Para hacer corta una historia larga, les diré que ese chico está hoy completamente sano, sin ninguna deficiencia mental en absoluto, y lo último que supe de él es que anda predicando el evangelio entre los filósofos de la India. ¿Cuál es la explicación de este milagro? Creo que conozco todas las respuestas naturales que pueden ser dadas. ¡La universidad lo ve todo de esa manera! Pero así y todo, lo que hace arder mi alma es la convicción de que Dios contesta las oraciones. “Los hombres sostienen opiniones, pero las convicciones sostienen a los hombres.”
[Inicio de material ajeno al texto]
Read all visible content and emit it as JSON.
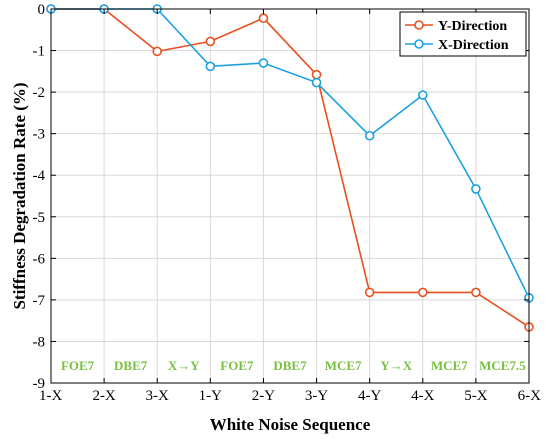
{
  "chart_data": {
    "type": "line",
    "categories": [
      "1-X",
      "2-X",
      "3-X",
      "1-Y",
      "2-Y",
      "3-Y",
      "4-Y",
      "4-X",
      "5-X",
      "6-X"
    ],
    "xlabel": "White Noise Sequence",
    "ylabel": "Stiffness Degradation Rate (%)",
    "ylim": [
      -9,
      0
    ],
    "yticks": [
      0,
      -1,
      -2,
      -3,
      -4,
      -5,
      -6,
      -7,
      -8,
      -9
    ],
    "grid": true,
    "legend_position": "top-right",
    "series": [
      {
        "name": "Y-Direction",
        "color": "#E8501F",
        "marker": "circle",
        "values": [
          0,
          0,
          -1.02,
          -0.78,
          -0.22,
          -1.58,
          -6.82,
          -6.82,
          -6.82,
          -7.65
        ]
      },
      {
        "name": "X-Direction",
        "color": "#1BA1E2",
        "marker": "circle",
        "values": [
          0,
          0,
          0,
          -1.38,
          -1.3,
          -1.77,
          -3.05,
          -2.07,
          -4.33,
          -6.95
        ]
      }
    ],
    "annotations": {
      "color": "#7AC143",
      "labels": [
        "FOE7",
        "DBE7",
        "X→Y",
        "FOE7",
        "DBE7",
        "MCE7",
        "Y→X",
        "MCE7",
        "MCE7.5"
      ]
    }
  }
}
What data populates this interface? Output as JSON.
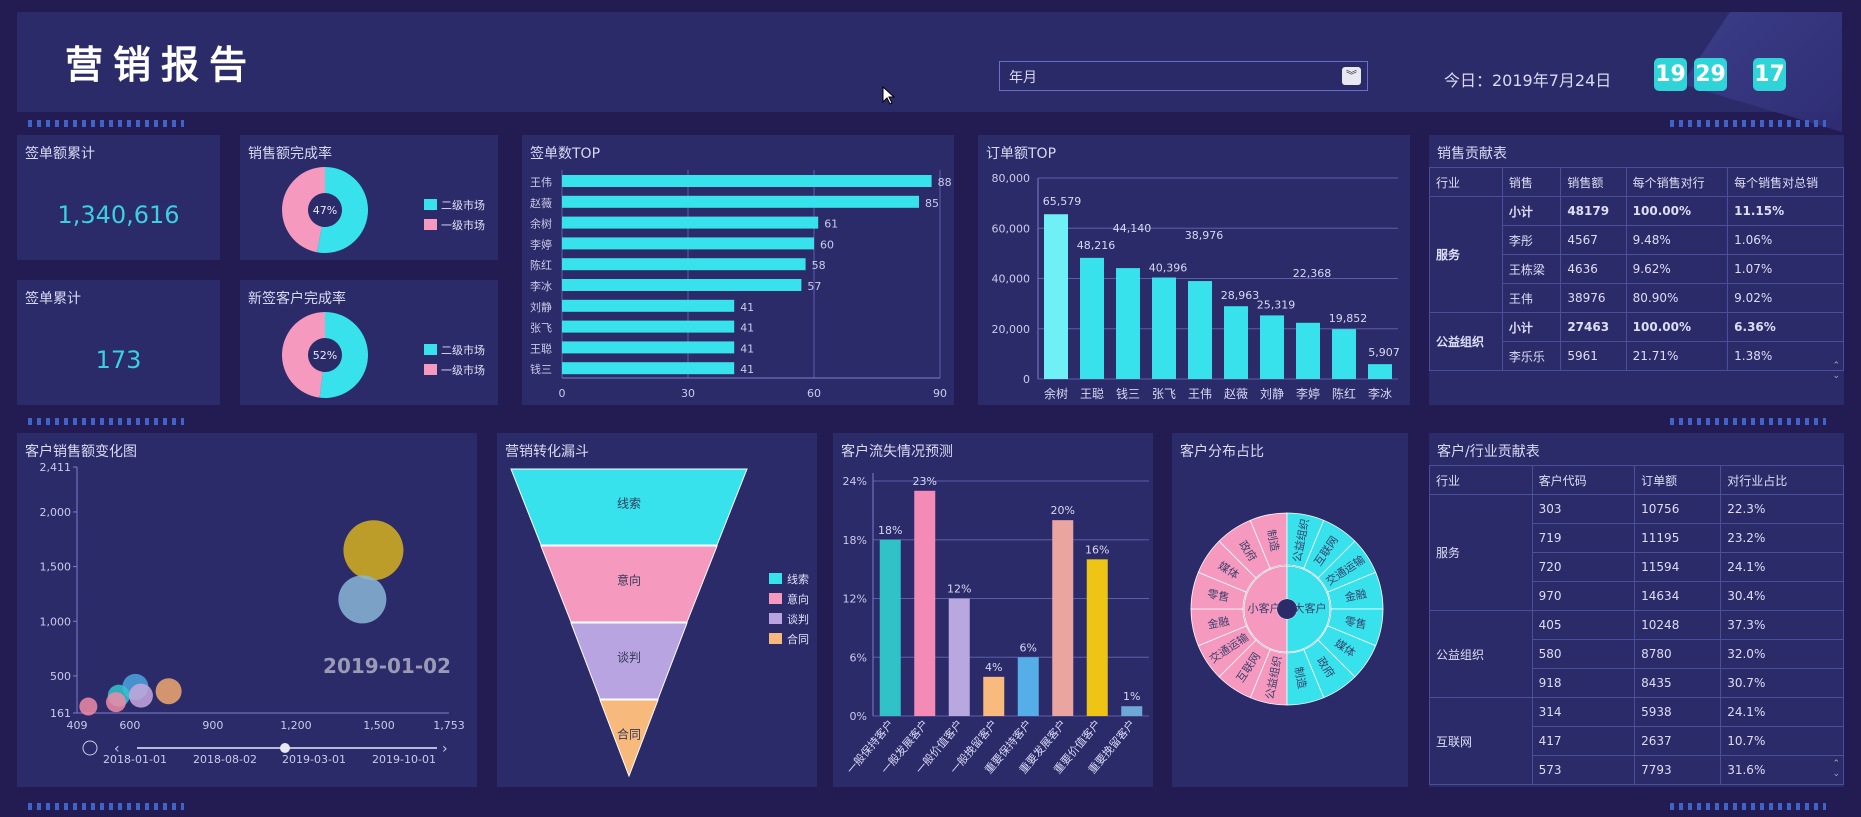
{
  "header": {
    "title": "营销报告",
    "select_value": "年月",
    "today": "今日：2019年7月24日",
    "time": [
      "19",
      "29",
      "17"
    ]
  },
  "kpis": {
    "sign_amount": {
      "title": "签单额累计",
      "value": "1,340,616"
    },
    "sign_count": {
      "title": "签单累计",
      "value": "173"
    }
  },
  "colors": {
    "cyan": "#37e2ec",
    "pink": "#f699bf",
    "lavender": "#b8a4e0",
    "orange": "#f8b97c",
    "panel": "#2c2b6a",
    "bg": "#231c52"
  },
  "chart_data": [
    {
      "type": "pie",
      "title": "销售额完成率",
      "slices": [
        {
          "name": "二级市场",
          "value": 53
        },
        {
          "name": "一级市场",
          "value": 47
        }
      ],
      "center_label": "47%"
    },
    {
      "type": "pie",
      "title": "新签客户完成率",
      "slices": [
        {
          "name": "二级市场",
          "value": 52
        },
        {
          "name": "一级市场",
          "value": 48
        }
      ],
      "center_label": "52%"
    },
    {
      "type": "bar",
      "orientation": "horizontal",
      "title": "签单数TOP",
      "categories": [
        "王伟",
        "赵薇",
        "余树",
        "李婷",
        "陈红",
        "李冰",
        "刘静",
        "张飞",
        "王聪",
        "钱三"
      ],
      "values": [
        88,
        85,
        61,
        60,
        58,
        57,
        41,
        41,
        41,
        41
      ],
      "xticks": [
        "0",
        "30",
        "60",
        "90"
      ],
      "xlim": [
        0,
        90
      ]
    },
    {
      "type": "bar",
      "title": "订单额TOP",
      "categories": [
        "余树",
        "王聪",
        "钱三",
        "张飞",
        "王伟",
        "赵薇",
        "刘静",
        "李婷",
        "陈红",
        "李冰"
      ],
      "values": [
        65579,
        48216,
        44140,
        40396,
        38976,
        28963,
        25319,
        22368,
        19852,
        5907
      ],
      "labels": [
        "65,579",
        "48,216",
        "44,140",
        "40,396",
        "38,976",
        "28,963",
        "25,319",
        "22,368",
        "19,852",
        "5,907"
      ],
      "yticks": [
        "0",
        "20,000",
        "40,000",
        "60,000",
        "80,000"
      ],
      "ylim": [
        0,
        80000
      ]
    },
    {
      "type": "scatter",
      "title": "客户销售额变化图",
      "points": [
        {
          "x": 1480,
          "y": 1650,
          "size": 30,
          "color": "#d7b21e"
        },
        {
          "x": 1440,
          "y": 1200,
          "size": 24,
          "color": "#89b7d6"
        },
        {
          "x": 620,
          "y": 400,
          "size": 13,
          "color": "#4da3e0"
        },
        {
          "x": 740,
          "y": 360,
          "size": 13,
          "color": "#f0a86e"
        },
        {
          "x": 560,
          "y": 320,
          "size": 11,
          "color": "#35c3cf"
        },
        {
          "x": 640,
          "y": 320,
          "size": 12,
          "color": "#c6a8dc"
        },
        {
          "x": 550,
          "y": 260,
          "size": 10,
          "color": "#f08ba6"
        },
        {
          "x": 450,
          "y": 220,
          "size": 9,
          "color": "#f08ba6"
        }
      ],
      "yticks": [
        "161",
        "500",
        "1,000",
        "1,500",
        "2,000",
        "2,411"
      ],
      "xticks": [
        "409",
        "600",
        "900",
        "1,200",
        "1,500",
        "1,753"
      ],
      "xlim": [
        409,
        1753
      ],
      "ylim": [
        161,
        2411
      ],
      "watermark": "2019-01-02",
      "timeline": [
        "2018-01-01",
        "2018-08-02",
        "2019-03-01",
        "2019-10-01"
      ]
    },
    {
      "type": "funnel",
      "title": "营销转化漏斗",
      "stages": [
        "线索",
        "意向",
        "谈判",
        "合同"
      ],
      "legend": [
        "线索",
        "意向",
        "谈判",
        "合同"
      ]
    },
    {
      "type": "bar",
      "title": "客户流失情况预测",
      "categories": [
        "一般保持客户",
        "一般发展客户",
        "一般价值客户",
        "一般挽留客户",
        "重要保持客户",
        "重要发展客户",
        "重要价值客户",
        "重要挽留客户"
      ],
      "values": [
        18,
        23,
        12,
        4,
        6,
        20,
        16,
        1
      ],
      "labels": [
        "18%",
        "23%",
        "12%",
        "4%",
        "6%",
        "20%",
        "16%",
        "1%"
      ],
      "colors": [
        "#2fc3c8",
        "#f38bb6",
        "#b9a7e0",
        "#f8ba7d",
        "#56aee8",
        "#eaa5a0",
        "#eec515",
        "#6fa8d6"
      ],
      "yticks": [
        "0%",
        "6%",
        "12%",
        "18%",
        "24%"
      ],
      "ylim": [
        0,
        24
      ]
    },
    {
      "type": "pie",
      "title": "客户分布占比",
      "inner": [
        {
          "name": "小客户",
          "value": 50
        },
        {
          "name": "大客户",
          "value": 50
        }
      ],
      "outer_left": [
        "公益组织",
        "互联网",
        "交通运输",
        "金融",
        "零售",
        "媒体",
        "政府",
        "制造"
      ],
      "outer_right": [
        "公益组织",
        "互联网",
        "交通运输",
        "金融",
        "零售",
        "媒体",
        "政府",
        "制造"
      ]
    }
  ],
  "sales_table": {
    "title": "销售贡献表",
    "headers": [
      "行业",
      "销售",
      "销售额",
      "每个销售对行",
      "每个销售对总销"
    ],
    "groups": [
      {
        "industry": "服务",
        "rows": [
          [
            "小计",
            "48179",
            "100.00%",
            "11.15%"
          ],
          [
            "李彤",
            "4567",
            "9.48%",
            "1.06%"
          ],
          [
            "王栋梁",
            "4636",
            "9.62%",
            "1.07%"
          ],
          [
            "王伟",
            "38976",
            "80.90%",
            "9.02%"
          ]
        ]
      },
      {
        "industry": "公益组织",
        "rows": [
          [
            "小计",
            "27463",
            "100.00%",
            "6.36%"
          ],
          [
            "李乐乐",
            "5961",
            "21.71%",
            "1.38%"
          ]
        ]
      }
    ]
  },
  "customer_table": {
    "title": "客户/行业贡献表",
    "headers": [
      "行业",
      "客户代码",
      "订单额",
      "对行业占比"
    ],
    "groups": [
      {
        "industry": "服务",
        "rows": [
          [
            "303",
            "10756",
            "22.3%"
          ],
          [
            "719",
            "11195",
            "23.2%"
          ],
          [
            "720",
            "11594",
            "24.1%"
          ],
          [
            "970",
            "14634",
            "30.4%"
          ]
        ]
      },
      {
        "industry": "公益组织",
        "rows": [
          [
            "405",
            "10248",
            "37.3%"
          ],
          [
            "580",
            "8780",
            "32.0%"
          ],
          [
            "918",
            "8435",
            "30.7%"
          ]
        ]
      },
      {
        "industry": "互联网",
        "rows": [
          [
            "314",
            "5938",
            "24.1%"
          ],
          [
            "417",
            "2637",
            "10.7%"
          ],
          [
            "573",
            "7793",
            "31.6%"
          ]
        ]
      }
    ]
  }
}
No debo, sin embargo, dejar la impresión en los lectores que la oración tiene algún valor solamente cuando se producen resultados espectaculares o fenomenales. De ninguna manera. Pero orar específicamente, en asuntos grandes o pequeños, trae siempre resultados específicos. Y cuando llegamos a experimentar estos frutos y resultados de la oración, experimentamos también gozo de la vida santa.
William Penn decía de George Fox: “Pero sobre todo, él era extraordinario en la oración. El más tremendo y viviente cuadro que yo haya visto, o sentido, es Fox en oración. Y verdaderamente era un testimonio que él conocía al Señor y vivía más cerca de El que ningún otro hombre; porque aquellos que mejor lo conocen tienen mayor razón para acercarse a El con temor y reverencia”
¡Oh, Señor concédenos a cada uno de nosotros, un poco de esta misma vida!